June 12, 2015 - July 18, 2015
The Detroit Artists Market is pleased to present The Essential Self: Meditation on the Politics of Identity, an exhibition curated by Stephanie James, the Curator and Collection Educator for the Mott-Warsh Collection. 'The Essential Self' is a powerful group exhibition of artists that explore the complexities of Identity. On view from June 12 through July 18, 2015. The opening reception will be held on Friday, June 12 from 6-9 p.m. Free and open to the public.
Since the 1970s, the conception of identity has been in a constant state of flux. Its components which once amounted to the data found on a driver’s license evolved during the latter part of the 20th century to form a complex framework reflective of a global and pluralistic society in which groups united by race, gender, class, religion, sexual orientation, geography and more were given a voice. The dialogue created was ripe for visual artists who, through their art, often challenged audiences to question pre-conceived notions and beliefs surrounding aspects of identity.

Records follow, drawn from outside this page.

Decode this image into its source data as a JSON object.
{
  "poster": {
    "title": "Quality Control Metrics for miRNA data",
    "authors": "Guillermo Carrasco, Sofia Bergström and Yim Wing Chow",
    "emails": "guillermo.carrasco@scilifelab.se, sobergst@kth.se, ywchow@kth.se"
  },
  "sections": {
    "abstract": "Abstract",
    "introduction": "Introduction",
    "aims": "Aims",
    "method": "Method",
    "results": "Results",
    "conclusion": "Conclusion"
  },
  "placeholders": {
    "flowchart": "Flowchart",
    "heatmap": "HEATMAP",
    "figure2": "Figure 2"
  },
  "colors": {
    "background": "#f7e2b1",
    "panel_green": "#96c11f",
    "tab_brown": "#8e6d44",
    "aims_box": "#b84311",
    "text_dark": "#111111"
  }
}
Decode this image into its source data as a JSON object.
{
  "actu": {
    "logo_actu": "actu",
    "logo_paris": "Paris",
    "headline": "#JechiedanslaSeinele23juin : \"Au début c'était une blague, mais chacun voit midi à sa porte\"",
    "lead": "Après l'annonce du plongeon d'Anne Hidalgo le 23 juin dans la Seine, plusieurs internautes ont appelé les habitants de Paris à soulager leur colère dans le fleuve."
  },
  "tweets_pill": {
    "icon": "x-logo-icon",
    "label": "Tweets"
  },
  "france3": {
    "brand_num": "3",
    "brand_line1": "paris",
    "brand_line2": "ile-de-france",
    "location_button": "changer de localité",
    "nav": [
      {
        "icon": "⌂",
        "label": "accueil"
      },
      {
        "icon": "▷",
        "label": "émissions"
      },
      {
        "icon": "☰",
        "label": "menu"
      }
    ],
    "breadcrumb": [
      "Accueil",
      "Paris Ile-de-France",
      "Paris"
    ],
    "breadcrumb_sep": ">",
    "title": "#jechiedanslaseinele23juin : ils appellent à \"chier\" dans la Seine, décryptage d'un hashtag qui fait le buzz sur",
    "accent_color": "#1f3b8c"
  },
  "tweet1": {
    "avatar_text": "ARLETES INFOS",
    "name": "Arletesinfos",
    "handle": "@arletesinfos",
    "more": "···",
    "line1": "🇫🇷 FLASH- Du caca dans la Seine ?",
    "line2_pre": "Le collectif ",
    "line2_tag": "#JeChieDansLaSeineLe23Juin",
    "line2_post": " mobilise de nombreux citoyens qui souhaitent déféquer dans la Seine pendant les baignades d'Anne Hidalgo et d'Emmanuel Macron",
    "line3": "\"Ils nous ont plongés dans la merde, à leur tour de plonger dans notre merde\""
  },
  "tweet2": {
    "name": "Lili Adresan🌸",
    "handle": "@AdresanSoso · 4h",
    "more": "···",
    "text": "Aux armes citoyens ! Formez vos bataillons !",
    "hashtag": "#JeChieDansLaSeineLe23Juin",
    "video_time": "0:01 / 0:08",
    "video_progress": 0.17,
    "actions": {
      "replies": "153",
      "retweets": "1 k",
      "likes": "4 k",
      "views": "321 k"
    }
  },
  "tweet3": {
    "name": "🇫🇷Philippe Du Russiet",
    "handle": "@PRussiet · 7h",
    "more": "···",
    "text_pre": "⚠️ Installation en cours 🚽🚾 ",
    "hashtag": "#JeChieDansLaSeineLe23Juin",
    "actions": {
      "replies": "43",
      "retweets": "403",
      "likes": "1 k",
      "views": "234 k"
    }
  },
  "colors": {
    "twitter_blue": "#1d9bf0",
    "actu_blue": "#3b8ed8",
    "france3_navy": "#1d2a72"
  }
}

In the 21st century, identity continues to be an effective tool for engagement, and yet questions pertaining to the notion of identity itself are still relevant. Is identity a man-made construct or innate character; individual or collective? Is it how we see ourselves or how others see us? Is it who we are or who we strive to be? These are just a few of the questions raised by the artists in this multi-disciplinary exhibit that explores the persistent politics of identity.
Curator – Stephanie James
Stephanie James is a curator of modern and contemporary art, with a focus on art of the African diaspora. She is the Curator and Collection Educator for the Mott-Warsh Collection—a private collection based in Flint, Michigan. Previously, she was assistant curator of the General Motors Center for African American Art at the Detroit Institute of Arts. Ms. James has organized numerous exhibitions and educational programs, and has authored essays on American artists.